In Christ.—Literally, into Christ, as though the result of the “establishing” was an actual incorporation with Him. This seems a truer interpretation than that which paraphrases, “confirms us in believing on Christ.”

And hath anointed us.—Literally, and anointed, as referring to a definite moment in the life of the disciples. The verb follows naturally on the mention of Christ the Anointed One. The time referred to is that when, on baptism or the laying on of hands (Acts 8:17), they had received the first-fruits of the gift of the Spirit, as in Acts 2:38; Acts 8:17; Acts 10:44; Acts 19:6; the “unction from the Holy One” (1 John 2:20; 1 John 2:27).

Verse 22

(22) Who hath also sealed us.—Better, who also sealed us. The thought thus expressed is that the gift of the Spirit, following on baptism or the laying on of hands, is as the seal of the covenant which God makes with His people, attesting its validity. (Comp. Ephesians 1:13; Ephesians 4:30; and, for the Jewish use of seals, Jeremiah 32:10.)

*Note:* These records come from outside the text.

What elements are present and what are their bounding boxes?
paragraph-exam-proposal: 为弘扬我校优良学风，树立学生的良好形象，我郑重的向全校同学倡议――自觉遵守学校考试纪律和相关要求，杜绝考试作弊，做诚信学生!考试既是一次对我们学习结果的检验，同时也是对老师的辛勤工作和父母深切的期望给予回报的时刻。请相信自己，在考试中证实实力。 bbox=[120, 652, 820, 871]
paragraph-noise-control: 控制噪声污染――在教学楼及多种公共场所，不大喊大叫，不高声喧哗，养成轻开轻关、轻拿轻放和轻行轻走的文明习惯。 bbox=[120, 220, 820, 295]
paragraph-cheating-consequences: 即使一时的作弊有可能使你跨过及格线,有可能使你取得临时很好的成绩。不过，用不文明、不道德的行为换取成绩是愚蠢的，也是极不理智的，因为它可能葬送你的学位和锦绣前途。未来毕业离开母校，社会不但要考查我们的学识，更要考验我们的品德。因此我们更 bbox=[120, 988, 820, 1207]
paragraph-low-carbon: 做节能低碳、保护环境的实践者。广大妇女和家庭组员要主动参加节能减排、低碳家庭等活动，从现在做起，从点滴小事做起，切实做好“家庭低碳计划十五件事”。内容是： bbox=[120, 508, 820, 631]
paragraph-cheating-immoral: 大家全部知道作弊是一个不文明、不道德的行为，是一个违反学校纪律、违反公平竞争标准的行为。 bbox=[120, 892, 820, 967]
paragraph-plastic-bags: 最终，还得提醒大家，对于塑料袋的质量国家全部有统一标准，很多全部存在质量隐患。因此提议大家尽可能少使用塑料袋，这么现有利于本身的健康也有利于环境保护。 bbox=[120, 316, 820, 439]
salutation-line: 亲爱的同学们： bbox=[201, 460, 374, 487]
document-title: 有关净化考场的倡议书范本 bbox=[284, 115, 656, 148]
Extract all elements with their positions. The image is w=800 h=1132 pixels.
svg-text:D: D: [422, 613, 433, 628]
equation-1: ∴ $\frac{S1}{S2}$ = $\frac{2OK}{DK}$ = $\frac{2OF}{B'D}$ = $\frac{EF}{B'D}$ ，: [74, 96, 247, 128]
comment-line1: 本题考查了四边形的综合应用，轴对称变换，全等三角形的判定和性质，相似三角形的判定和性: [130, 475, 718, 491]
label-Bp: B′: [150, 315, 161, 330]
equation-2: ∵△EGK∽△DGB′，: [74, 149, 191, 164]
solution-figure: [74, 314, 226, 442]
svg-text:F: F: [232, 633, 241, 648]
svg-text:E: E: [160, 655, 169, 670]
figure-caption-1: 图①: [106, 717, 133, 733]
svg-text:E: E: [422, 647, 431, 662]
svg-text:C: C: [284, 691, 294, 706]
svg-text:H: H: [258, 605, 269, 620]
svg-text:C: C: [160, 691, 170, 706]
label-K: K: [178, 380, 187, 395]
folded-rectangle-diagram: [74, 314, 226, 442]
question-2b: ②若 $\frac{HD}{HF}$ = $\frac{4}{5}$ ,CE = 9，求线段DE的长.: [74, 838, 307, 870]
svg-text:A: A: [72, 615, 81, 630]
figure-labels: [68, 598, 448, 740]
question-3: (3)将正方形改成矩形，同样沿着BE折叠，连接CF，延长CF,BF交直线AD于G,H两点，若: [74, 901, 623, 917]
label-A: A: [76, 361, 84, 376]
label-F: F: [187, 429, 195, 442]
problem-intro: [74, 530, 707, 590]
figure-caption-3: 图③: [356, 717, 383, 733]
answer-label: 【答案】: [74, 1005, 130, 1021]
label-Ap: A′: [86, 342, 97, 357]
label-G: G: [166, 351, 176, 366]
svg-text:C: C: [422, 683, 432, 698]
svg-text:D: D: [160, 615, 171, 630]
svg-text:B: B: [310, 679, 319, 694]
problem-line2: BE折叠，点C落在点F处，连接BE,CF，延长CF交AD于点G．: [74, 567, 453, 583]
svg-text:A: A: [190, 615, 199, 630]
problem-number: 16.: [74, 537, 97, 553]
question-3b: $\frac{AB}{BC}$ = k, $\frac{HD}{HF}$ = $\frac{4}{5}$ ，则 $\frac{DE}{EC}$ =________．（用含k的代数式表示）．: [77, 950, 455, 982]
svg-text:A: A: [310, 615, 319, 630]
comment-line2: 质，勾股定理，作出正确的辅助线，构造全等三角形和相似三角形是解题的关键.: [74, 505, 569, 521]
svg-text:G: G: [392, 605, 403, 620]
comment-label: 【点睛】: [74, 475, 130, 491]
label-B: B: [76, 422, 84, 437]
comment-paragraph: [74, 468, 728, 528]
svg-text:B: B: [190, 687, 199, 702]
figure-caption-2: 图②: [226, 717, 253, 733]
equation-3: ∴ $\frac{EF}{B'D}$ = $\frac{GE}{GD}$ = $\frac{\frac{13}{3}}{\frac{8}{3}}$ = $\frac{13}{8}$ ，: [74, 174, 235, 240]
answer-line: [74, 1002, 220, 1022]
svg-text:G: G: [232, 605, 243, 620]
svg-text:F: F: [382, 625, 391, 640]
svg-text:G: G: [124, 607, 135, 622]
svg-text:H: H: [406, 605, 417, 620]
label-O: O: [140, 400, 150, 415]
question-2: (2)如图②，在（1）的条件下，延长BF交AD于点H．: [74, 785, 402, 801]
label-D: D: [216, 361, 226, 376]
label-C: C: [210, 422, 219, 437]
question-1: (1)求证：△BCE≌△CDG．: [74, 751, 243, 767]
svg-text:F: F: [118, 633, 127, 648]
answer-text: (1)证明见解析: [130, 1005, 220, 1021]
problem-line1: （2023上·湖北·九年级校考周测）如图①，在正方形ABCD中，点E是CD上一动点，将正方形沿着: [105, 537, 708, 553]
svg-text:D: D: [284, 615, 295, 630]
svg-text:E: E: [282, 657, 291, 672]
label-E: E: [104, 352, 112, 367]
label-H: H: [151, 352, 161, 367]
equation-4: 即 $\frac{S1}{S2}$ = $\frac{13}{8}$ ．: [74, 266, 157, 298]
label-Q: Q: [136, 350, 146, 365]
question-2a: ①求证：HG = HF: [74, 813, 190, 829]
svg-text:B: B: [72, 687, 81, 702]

And given the earnest of the Spirit.—Better, for the same reason as before, gave. The Greek word for “earnest” (arrhabôn), which occurs here for the first time, and is used only by St. Paul in the New Testament (2 Corinthians 5:5; Ephesians 1:14), has a somewhat interesting history. Originally a Hebrew word, from a verb meaning “to mix,” “to change,” “to pledge,” and so used, as a cognate noun, with the last of the three senses, it appears simply transliterated in the LXX. of Genesis 38:17-18. It would seem to have been in common use among the Canaanite or Phoenician traders, and was carried by them to Greece, to Carthage, to Alexandria, and to Rome. It was used by the Greek orator Isæus, and by Plautus and Terence among the earlier Latin writers. The full form came to be considered somehow as pedantic or vulgar, and was superseded in Roman law by the shortened “arrha,” the payment of a small sum given on the completion of a bargain as a pledge that the payer would fulfil the contract; and it has passed into Italian as “arra;” into modern French, as “les arrhes;” into popular Scotch even, as “arles.” As applied by St. Paul, it had the force of a condensed parable, such as the people of commercial cities like Corinth and Ephesus would readily understand. They were not to think that their past spiritual experience had any character of finality. It was rather but the pledge of yet greater gifts to come: even of that knowledge of God which is eternal life (John 17:3). The same thought is expressed, under a more Hebrew image, in the “firstfruits of the Spirit” in Romans 8:23. Grammatically, the “earnest of the Spirit” may be taken as an example of the genitive of apposition, “the earnest which is the Spirit.”

Verse 23

(23) I call God for a record.—Better, I call upon God as a witness against my soul. The thought seems to come across St. Paul’s mind that the Corinthians will require a more specific explanation of his change of plan, and he finds this in what had been in part suggested in 1 Corinthians 4:21. Had he carried out his first purpose, he would have come to punish or chastise. He had been, on this account, reluctant to come. His not coming was an act of leniency.

I came not as yet.—Better, I came no more—i.e., not a second time after his first visit. The Greek adverb cannot possibly mean “not yet.”

Verse 24

(24) Not for that we have dominion over your faith.—Better, are lording it over. He has scarcely written, or uttered, the words which imply authority, when the thought comes to him that he may seem to claim too much. He shrinks from “lording it over God’s heritage” (1 Peter 5:3), and half apologises for so strong a word as “sparing.” He puts forward, therefore, the other side of his work. He was really seeking, not to domineer, or cause pain, but to be a fellow-worker with their “joy and peace in believing” (Romans 15:13). He knows that they have a standing-ground, independently of him, in their faith in Christ, and he seeks to confirm that faith.